Another class of experiments is carried on by surgeons to develop dexterity before they attempt operations on man. Such experiments are usually carried out on dogs. The animals are invariably under complete anesthesia and usually they are killed by added ether at the end of the experiment.

Does this dog look unhappy? Ten years ago Buster had an operation performed on the stomach; the results have been of aid in the study of digestion. Buster has not suffered thereby, and she has saved much suffering to others. She is receiving a visit from the author.

Recently I attended the clinic of a throat specialist in the east. I saw child after child wheeled into the amphitheatre and relieved, usually in a few moments, of foreign bodies that they had sucked into the windpipe and that a few years ago would in many cases have caused death, either directly or as the result of a dangerous operation. So dextrous is this man that his little patients do not need any anesthetic. After his work was done I had a talk with him, and he told me that the technic of these operations had been worked out with great care on dogs that were always under an anesthetic. He also told me that by the use of two dogs he had trained fifty other men to do similar work.

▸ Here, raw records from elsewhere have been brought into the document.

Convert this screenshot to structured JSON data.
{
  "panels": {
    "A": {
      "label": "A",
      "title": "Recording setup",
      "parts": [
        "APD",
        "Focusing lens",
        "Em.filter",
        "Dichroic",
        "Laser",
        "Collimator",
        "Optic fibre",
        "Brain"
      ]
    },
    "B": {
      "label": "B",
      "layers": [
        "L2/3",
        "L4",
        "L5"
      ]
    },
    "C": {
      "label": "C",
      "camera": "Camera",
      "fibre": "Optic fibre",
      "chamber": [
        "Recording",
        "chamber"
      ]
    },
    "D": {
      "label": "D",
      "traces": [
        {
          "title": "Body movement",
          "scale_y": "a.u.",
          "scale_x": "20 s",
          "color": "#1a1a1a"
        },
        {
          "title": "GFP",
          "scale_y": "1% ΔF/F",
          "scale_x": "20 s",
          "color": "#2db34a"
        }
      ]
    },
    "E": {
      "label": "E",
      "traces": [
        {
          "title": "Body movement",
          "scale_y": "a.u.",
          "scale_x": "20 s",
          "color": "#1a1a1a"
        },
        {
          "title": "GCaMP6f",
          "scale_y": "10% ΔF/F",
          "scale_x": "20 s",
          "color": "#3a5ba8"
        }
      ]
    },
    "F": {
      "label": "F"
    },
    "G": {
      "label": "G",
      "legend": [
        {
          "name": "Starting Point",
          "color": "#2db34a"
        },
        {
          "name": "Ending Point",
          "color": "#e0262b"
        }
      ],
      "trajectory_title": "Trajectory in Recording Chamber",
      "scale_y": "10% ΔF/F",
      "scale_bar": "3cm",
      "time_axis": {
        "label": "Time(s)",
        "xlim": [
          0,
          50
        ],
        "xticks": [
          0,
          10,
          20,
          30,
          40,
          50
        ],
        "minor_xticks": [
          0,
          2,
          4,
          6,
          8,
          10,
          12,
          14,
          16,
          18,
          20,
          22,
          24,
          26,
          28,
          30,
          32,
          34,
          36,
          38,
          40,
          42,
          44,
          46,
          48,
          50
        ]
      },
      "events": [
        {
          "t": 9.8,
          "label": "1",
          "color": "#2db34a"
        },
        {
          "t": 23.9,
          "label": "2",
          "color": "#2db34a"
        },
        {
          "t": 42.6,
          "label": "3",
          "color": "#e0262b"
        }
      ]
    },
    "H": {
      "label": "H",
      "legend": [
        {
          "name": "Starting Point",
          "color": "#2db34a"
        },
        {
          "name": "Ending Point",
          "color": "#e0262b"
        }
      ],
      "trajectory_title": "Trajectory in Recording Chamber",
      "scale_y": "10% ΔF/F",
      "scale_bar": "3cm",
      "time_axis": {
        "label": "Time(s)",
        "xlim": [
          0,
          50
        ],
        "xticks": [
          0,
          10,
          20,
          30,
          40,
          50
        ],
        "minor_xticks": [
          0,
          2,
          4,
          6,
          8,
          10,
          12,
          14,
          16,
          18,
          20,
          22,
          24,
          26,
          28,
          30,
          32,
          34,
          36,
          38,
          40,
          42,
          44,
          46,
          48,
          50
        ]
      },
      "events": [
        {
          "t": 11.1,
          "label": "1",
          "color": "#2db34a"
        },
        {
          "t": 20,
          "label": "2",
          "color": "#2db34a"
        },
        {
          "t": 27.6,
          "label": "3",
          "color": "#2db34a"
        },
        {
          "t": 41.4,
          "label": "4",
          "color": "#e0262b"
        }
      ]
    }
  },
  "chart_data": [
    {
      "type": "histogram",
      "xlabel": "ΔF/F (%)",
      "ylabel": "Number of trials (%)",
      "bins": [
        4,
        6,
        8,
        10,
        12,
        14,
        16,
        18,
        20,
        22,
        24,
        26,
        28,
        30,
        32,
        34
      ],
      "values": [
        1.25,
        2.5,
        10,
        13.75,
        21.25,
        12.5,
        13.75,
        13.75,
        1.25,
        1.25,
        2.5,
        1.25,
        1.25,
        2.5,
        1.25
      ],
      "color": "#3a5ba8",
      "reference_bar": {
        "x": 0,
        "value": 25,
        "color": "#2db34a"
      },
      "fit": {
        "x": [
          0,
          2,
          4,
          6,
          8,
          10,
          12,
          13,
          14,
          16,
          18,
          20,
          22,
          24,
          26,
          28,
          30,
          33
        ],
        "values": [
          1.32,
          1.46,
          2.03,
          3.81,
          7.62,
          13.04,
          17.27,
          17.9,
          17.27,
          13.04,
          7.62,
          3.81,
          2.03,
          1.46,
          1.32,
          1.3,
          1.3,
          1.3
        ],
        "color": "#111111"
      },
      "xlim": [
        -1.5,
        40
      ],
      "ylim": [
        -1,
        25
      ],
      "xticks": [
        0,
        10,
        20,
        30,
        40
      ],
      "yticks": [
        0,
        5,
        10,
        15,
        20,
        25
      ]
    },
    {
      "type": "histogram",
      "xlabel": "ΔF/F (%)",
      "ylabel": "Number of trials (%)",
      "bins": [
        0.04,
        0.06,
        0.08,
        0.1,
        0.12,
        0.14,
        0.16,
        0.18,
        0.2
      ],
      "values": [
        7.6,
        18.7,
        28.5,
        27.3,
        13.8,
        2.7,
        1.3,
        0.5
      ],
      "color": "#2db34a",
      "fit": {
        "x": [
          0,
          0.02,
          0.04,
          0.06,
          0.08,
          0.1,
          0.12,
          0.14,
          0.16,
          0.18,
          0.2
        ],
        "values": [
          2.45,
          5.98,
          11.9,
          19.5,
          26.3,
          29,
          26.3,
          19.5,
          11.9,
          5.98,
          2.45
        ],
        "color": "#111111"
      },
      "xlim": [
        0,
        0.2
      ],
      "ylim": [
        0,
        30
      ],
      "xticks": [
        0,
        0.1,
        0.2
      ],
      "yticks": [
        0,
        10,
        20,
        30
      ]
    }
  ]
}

This is Whitey, about eight months after the complete removal of the parathyroid glands. These glands are quite often partly and accidentally removed during operations on the thyroid gland in man, with alarming and sometimes fatal results. Following complete removal of the parathyroid glands, carnivorous animals, including man, die within from four to six days. As a result of experimental work on this dog and other animals, three effective curative measures have been developed, which indefinitely preserve the life of such animals in normal health. Two persons are known to have been saved and several others have been rendered free from symptoms as a result of this study.

III

In the Civil War if a man was shot through the bowels, he was doomed to death; the surgeons hardly dared to open the abdomen and if they did they didn’t know how to join the ends of the bowel so that it would not leak. Of course the slightest leak meant infection and death. Then came along an experimenter who etherized about thirty dogs, shot them through the bowels, and practiced joining bowel ends until he could make a perfect joint. It is safe to say that in the World War the lives of thousands of men were saved as a result of that series of experiments.